Even if I can’t exactly explain “Cloud Atlas,” I’d still recommend it.
“The Loneliest Planet” is even more opaque. The film, which received some praise at the 2011 Toronto Film Festival, has long stretches in which no dialogue is spoken, relying instead on the looks passed between its cast of three.
In the film, a soon-to-be-married couple (Gael Garcia Bernal and Hani Furstenberg) hires a guide (Bidzina Gujabidze) to take them on a trek through the mountains of Georgia (the country). Much of the film finds the hikers in the distance as Georgia’s vast terrain engulfs them.
The film’s best moments are in its first half as the couple bonds with their guide. But an incident with some local villagers causes a rift between the couple. It’s an intense scene, but what follows drags the film nearly to a halt.
I rarely complain about a film’s length and many of my favorite pictures – some very slow ones included – are long. At nearly two hours, “The Loneliest Planet” feels about 30 minutes too long.
“Chasing Mavericks” is the weekend’s most straightforward film and, in some respects, the least of the bunch.
The picture follows the true story of Jay Moriarty (Jonny Weston), a young surfer who vows to ride a massive wave known as Mavericks. He enlists the help of a grouchy old surfer named Frosty (Gerard Butler), who agrees to show him the ropes.
The usual sports drama tropes can all be found here. My favorite is Jay – during childhood - meeting his nemesis, a young hoodlum who whacks car windows with a baseball bat.
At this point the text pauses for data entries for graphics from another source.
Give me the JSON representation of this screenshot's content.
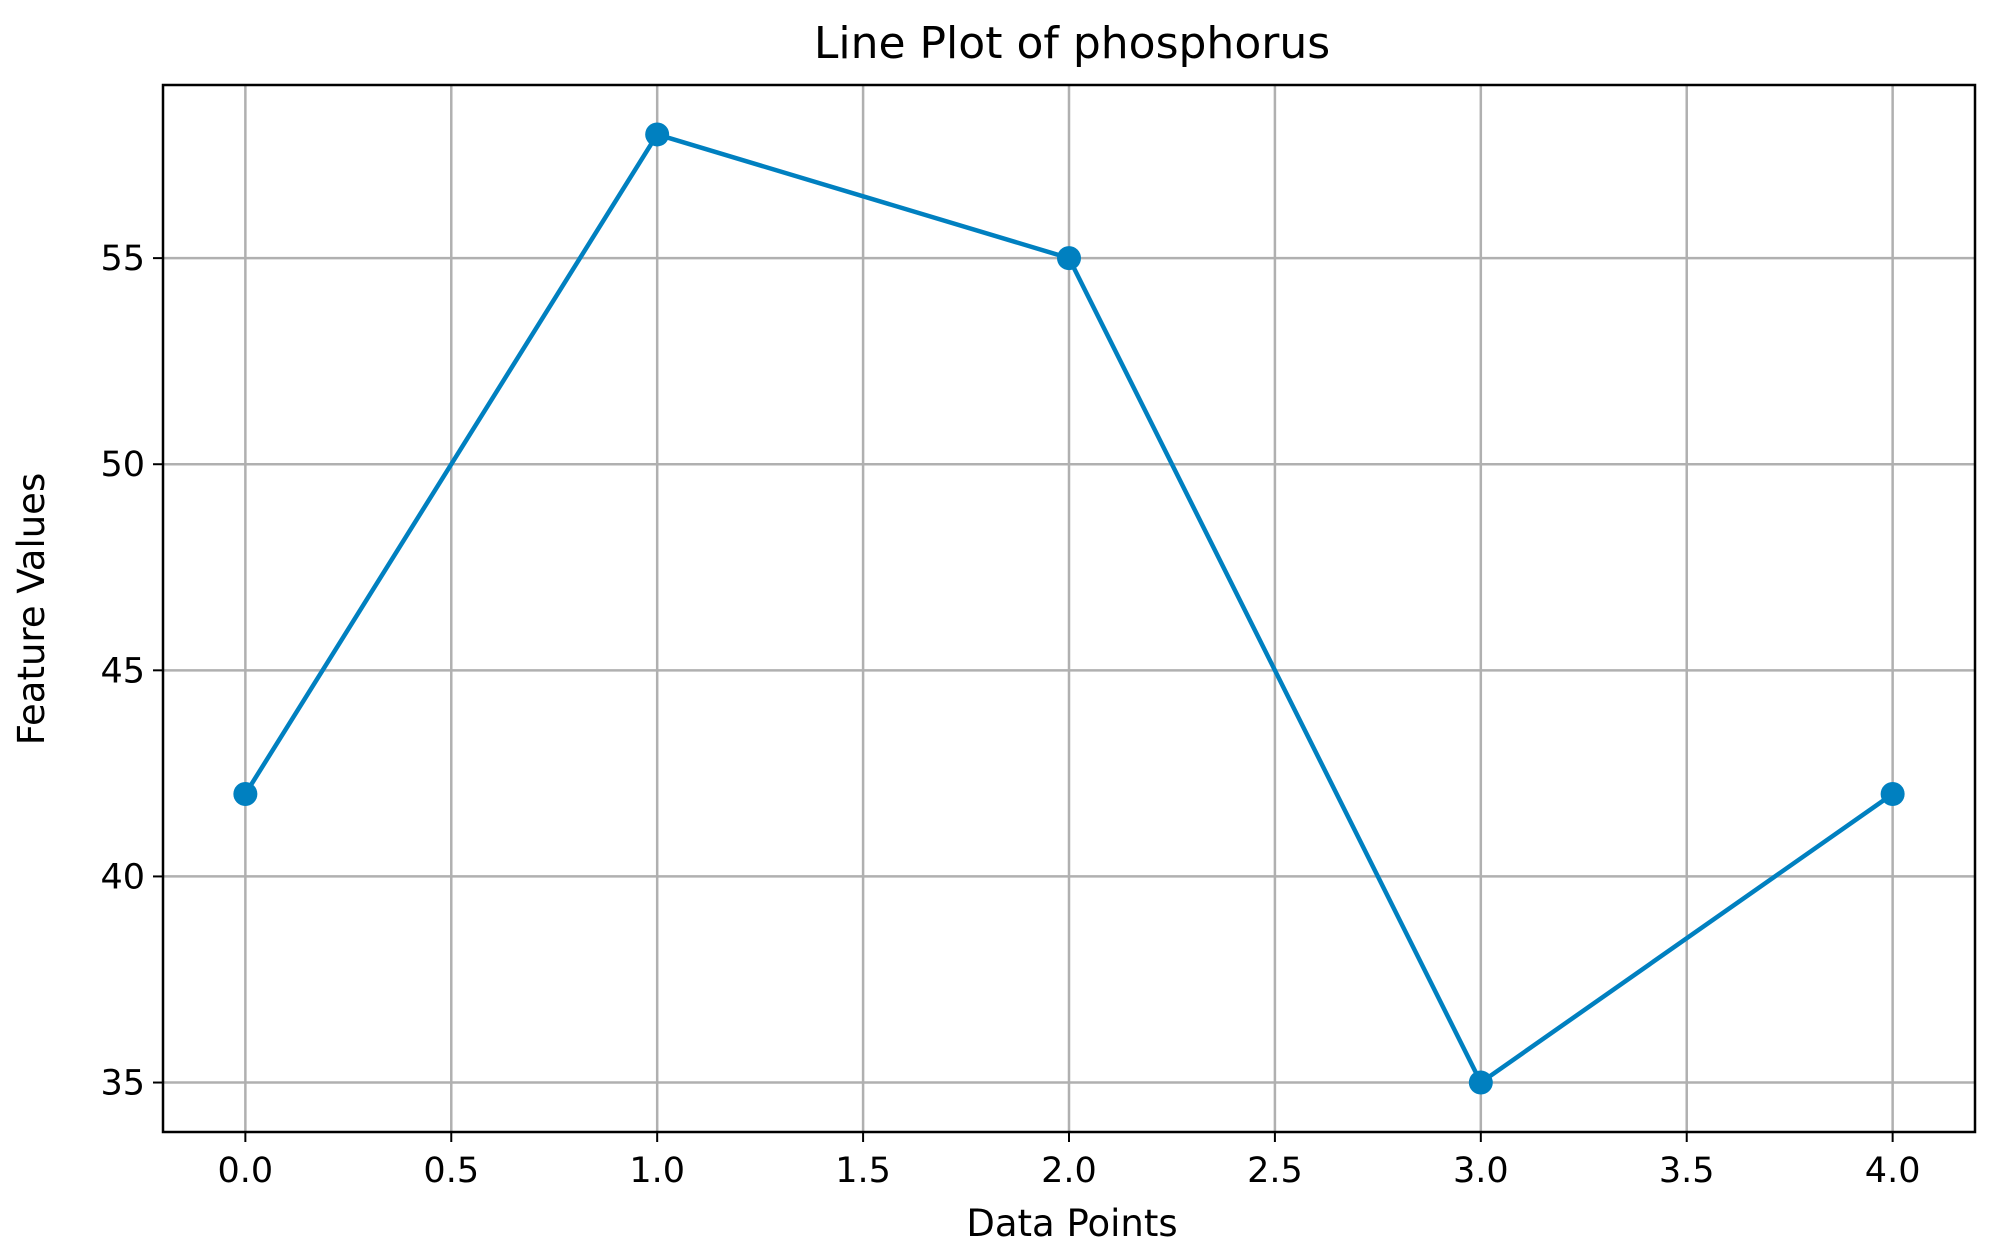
{
  "chart_data": {
    "type": "line",
    "title": "Line Plot of phosphorus",
    "xlabel": "Data Points",
    "ylabel": "Feature Values",
    "x": [
      0,
      1,
      2,
      3,
      4
    ],
    "series": [
      {
        "values": [
          42,
          58,
          55,
          35,
          42
        ],
        "color": "#0080c0",
        "marker": "circle"
      }
    ],
    "xlim": [
      -0.2,
      4.2
    ],
    "ylim": [
      33.8,
      59.2
    ],
    "xticks": [
      "0.0",
      "0.5",
      "1.0",
      "1.5",
      "2.0",
      "2.5",
      "3.0",
      "3.5",
      "4.0"
    ],
    "yticks": [
      "35",
      "40",
      "45",
      "50",
      "55"
    ],
    "grid": true
  }
}
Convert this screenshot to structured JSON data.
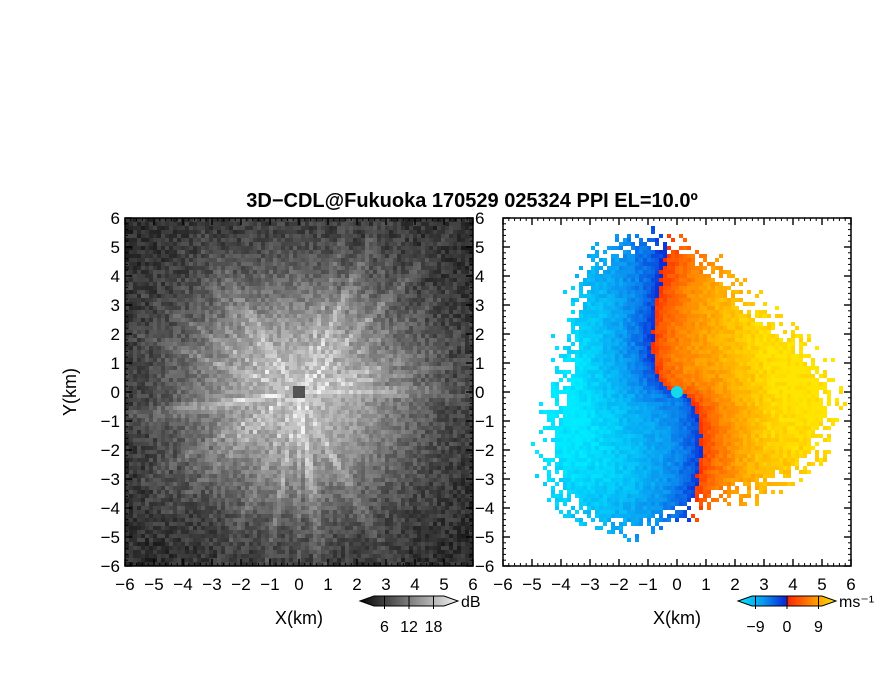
{
  "chart_data": [
    {
      "type": "heatmap",
      "panel": "reflectivity",
      "title": "3D−CDL@Fukuoka 170529 025324 PPI EL=10.0º",
      "xlabel": "X(km)",
      "ylabel": "Y(km)",
      "xlim": [
        -6,
        6
      ],
      "ylim": [
        -6,
        6
      ],
      "xticks": [
        "−6",
        "−5",
        "−4",
        "−3",
        "−2",
        "−1",
        "0",
        "1",
        "2",
        "3",
        "4",
        "5",
        "6"
      ],
      "yticks": [
        "−6",
        "−5",
        "−4",
        "−3",
        "−2",
        "−1",
        "0",
        "1",
        "2",
        "3",
        "4",
        "5",
        "6"
      ],
      "colormap": "grayscale",
      "colorbar": {
        "unit": "dB",
        "ticks": [
          "6",
          "12",
          "18"
        ],
        "range": [
          0,
          24
        ]
      }
    },
    {
      "type": "heatmap",
      "panel": "doppler-velocity",
      "xlabel": "X(km)",
      "ylabel": "",
      "xlim": [
        -6,
        6
      ],
      "ylim": [
        -6,
        6
      ],
      "xticks": [
        "−6",
        "−5",
        "−4",
        "−3",
        "−2",
        "−1",
        "0",
        "1",
        "2",
        "3",
        "4",
        "5",
        "6"
      ],
      "yticks": [
        "−6",
        "−5",
        "−4",
        "−3",
        "−2",
        "−1",
        "0",
        "1",
        "2",
        "3",
        "4",
        "5",
        "6"
      ],
      "colormap": "cyan-blue-red-orange-yellow",
      "colorbar": {
        "unit": "ms⁻¹",
        "ticks": [
          "−9",
          "0",
          "9"
        ],
        "range": [
          -14,
          14
        ]
      }
    }
  ]
}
We cut to seven years later and the hoodlum is still walking around with that bat.
There’s also some drama with a young love interest, a heavy drinking mother and a not-in-the-picture father. The picture is good natured, but I feel I've seen this same story numerous times.
“Mavericks” is somewhere in the middle for sports movies of this type. It’s definitely better than “Blue Crush” or the disappointing “Lords of Dogtown,” but it’s got nothing on “The Endless Summer.”
"The Loneliest Planet" is playing at the IFC Center.